100 Greatest Songs of the 90’s #96 L7 – Pretend We’re Dead

Released: 1992

In contrast to the more underground Riot grrrl movement which stood arguably for most things it did not, grunge’s lack of female perspectives was a criticism with which it was rightly often confronted. L7 were one of the few bands to take on some of it’s monogender precepts, an all girl quartet not from the damp North West but Los Angeles who by 1992 already had two albums and a tour with Nirvana under their belts.

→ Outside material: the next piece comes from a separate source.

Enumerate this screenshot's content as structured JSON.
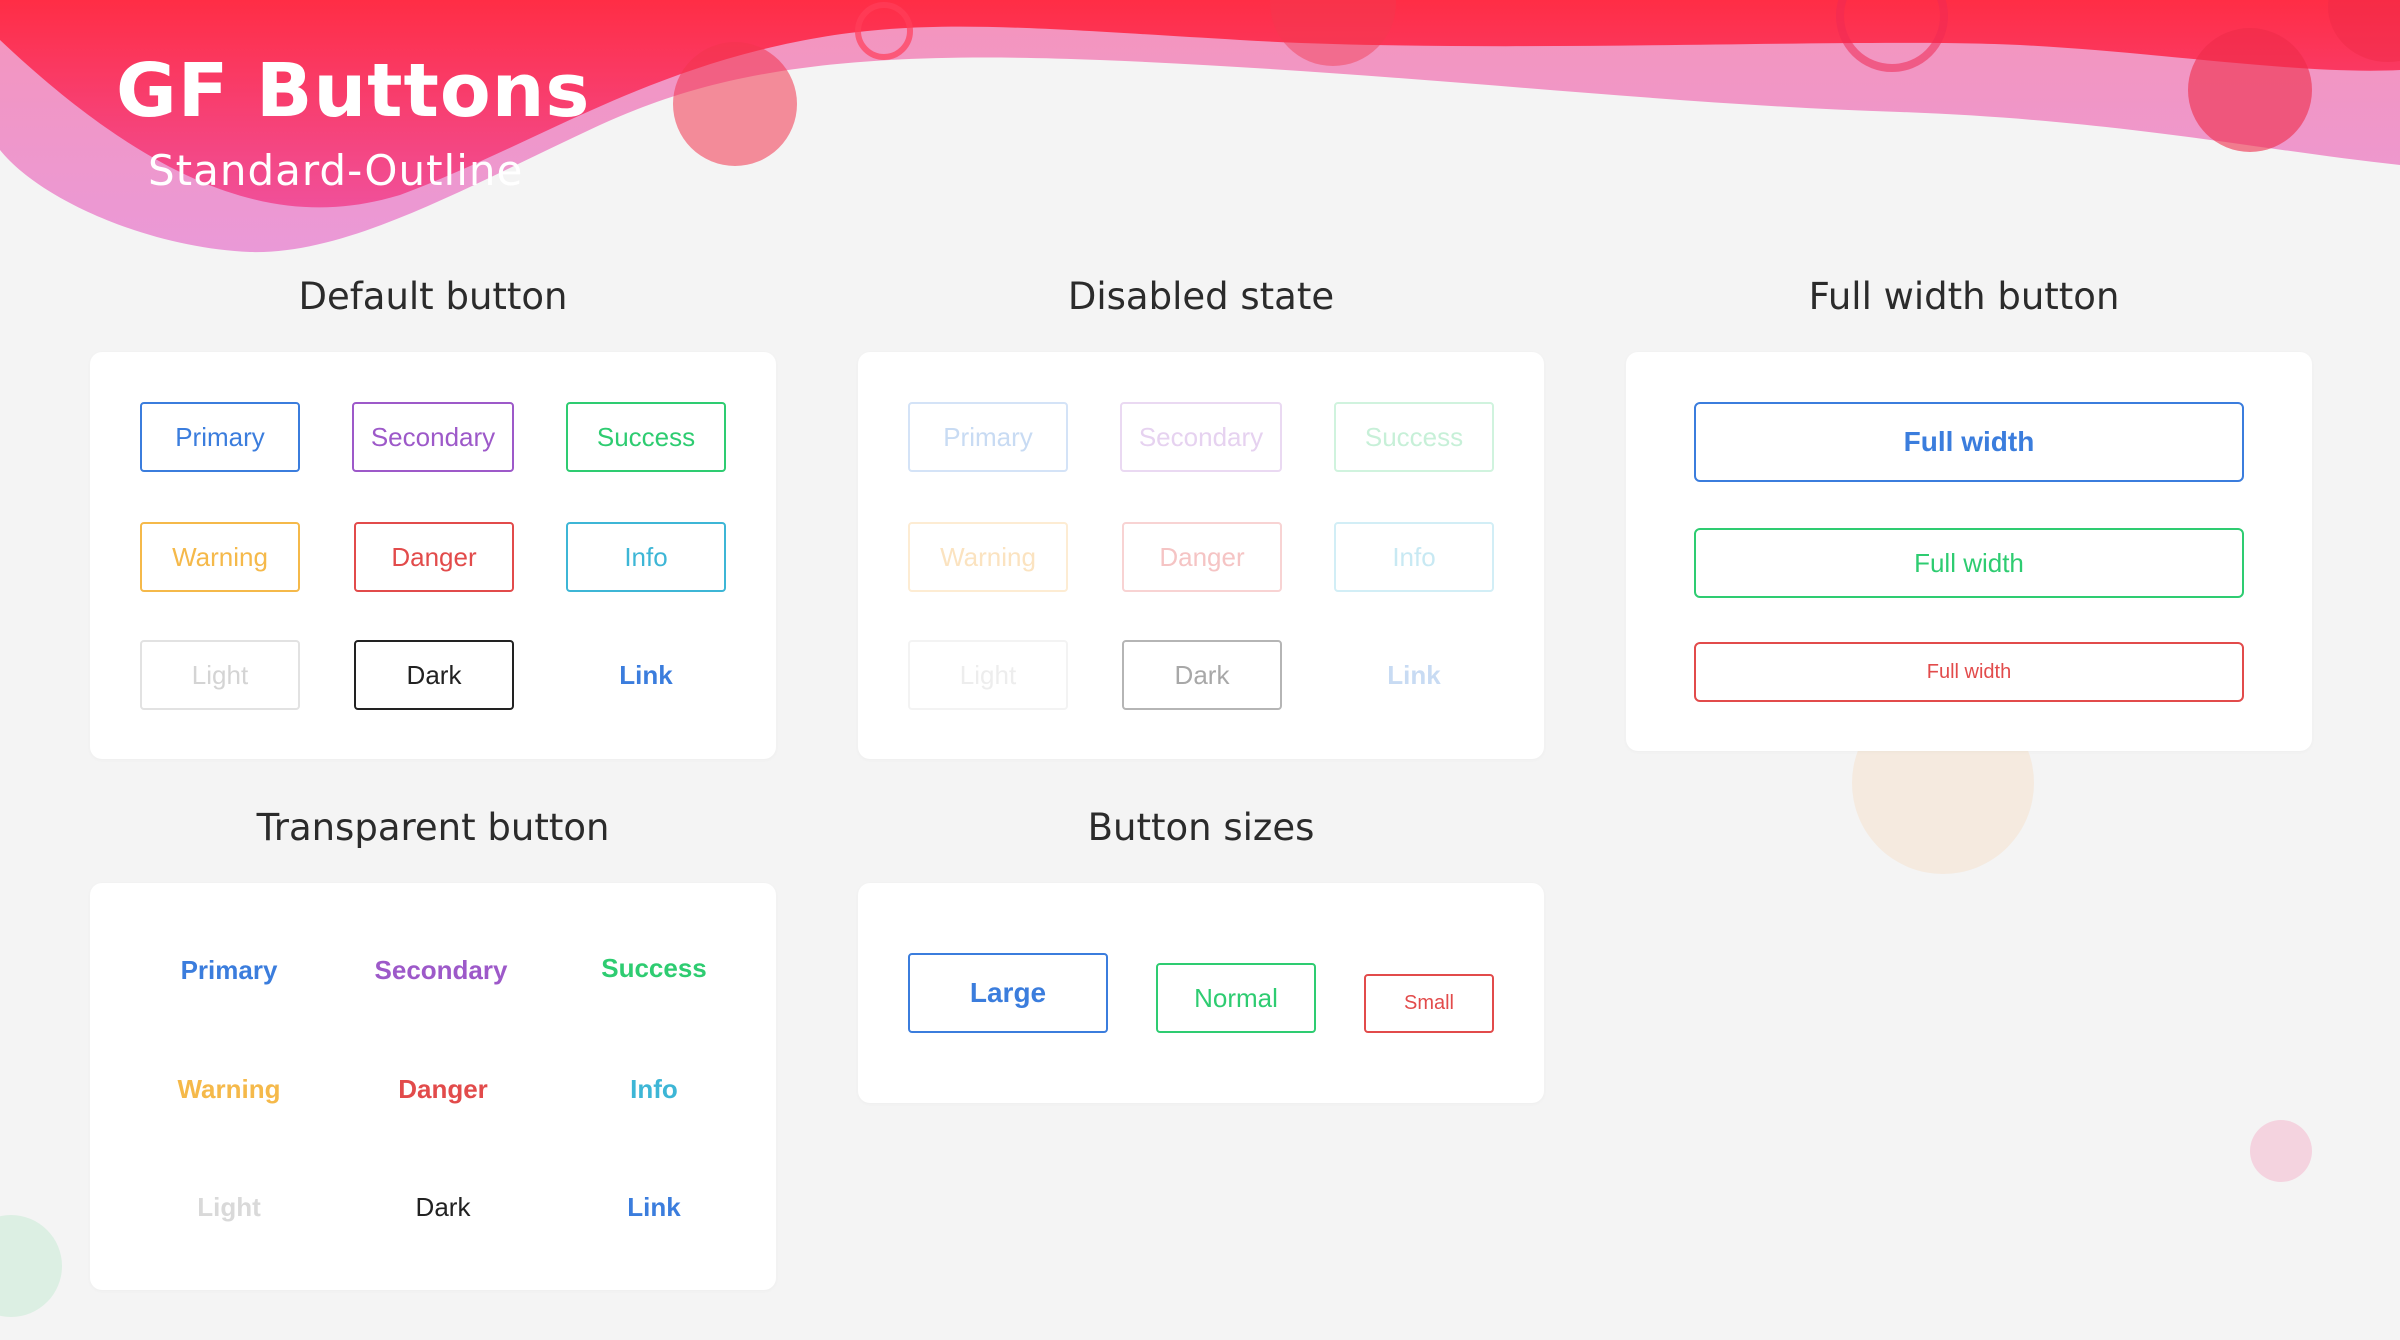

In Britain the quartet will be remembered for their performance on late night TV show The Word, during which at the end of Pretend We’re Dead singer Donita Sparks dropped her jeans, a conservative-outraging prank which ranked alongside throwing a used tampon into a barracking crowd at the previous year’s Reading festival.

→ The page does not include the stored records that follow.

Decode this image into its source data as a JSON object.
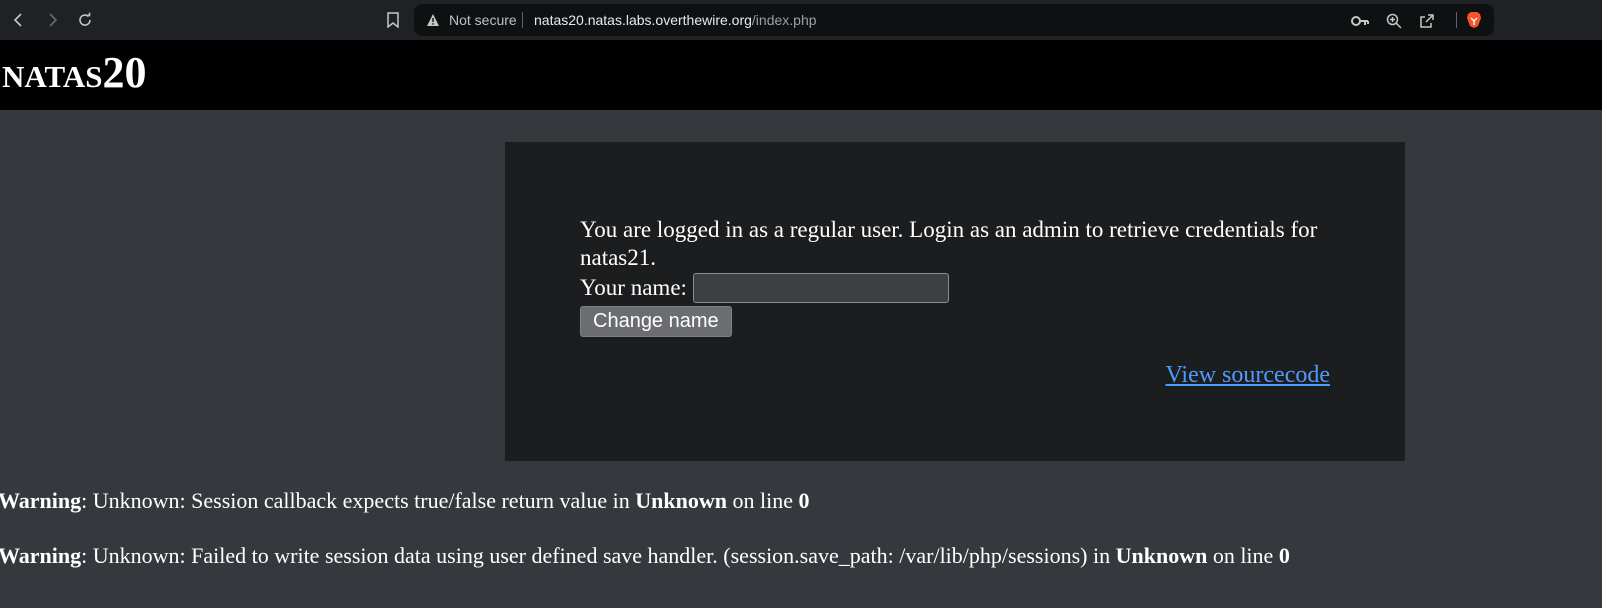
{
  "browser": {
    "security_label": "Not secure",
    "url_host": "natas20.natas.labs.overthewire.org",
    "url_path": "/index.php",
    "icons": {
      "back": "back-arrow-icon",
      "forward": "forward-arrow-icon",
      "reload": "reload-icon",
      "bookmark": "bookmark-icon",
      "warning": "warning-triangle-icon",
      "key": "key-icon",
      "zoom": "zoom-icon",
      "share": "share-icon",
      "brave": "brave-lion-icon"
    }
  },
  "header": {
    "title": "natas20"
  },
  "main": {
    "message": "You are logged in as a regular user. Login as an admin to retrieve credentials for natas21.",
    "name_label": "Your name:",
    "name_value": "",
    "submit_label": "Change name",
    "source_link": "View sourcecode"
  },
  "warnings": [
    {
      "label": "Warning",
      "text_before": ": Unknown: Session callback expects true/false return value in ",
      "file": "Unknown",
      "text_middle": " on line ",
      "line": "0"
    },
    {
      "label": "Warning",
      "text_before": ": Unknown: Failed to write session data using user defined save handler. (session.save_path: /var/lib/php/sessions) in ",
      "file": "Unknown",
      "text_middle": " on line ",
      "line": "0"
    }
  ],
  "colors": {
    "page_background": "#35393e",
    "content_background": "#1c1d1f",
    "header_background": "#000000",
    "link": "#4e9bff"
  }
}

Whether either act was a case of feminism-as-performance-art or not, the band’s third album Bricks Are Heavy – produced by Nevermind game changer Butch Vig – was a tour-de-force in Gen X rabble rousing, splicing punk, metal and hardcore with a satirical, controlled strain of aggression. Pretend We’re Dead was the the essence of it in one take, a groovy, riff bound kick against the pricks that wasn’t exactly subversion, but stood proudly pissing from inside the tent to out.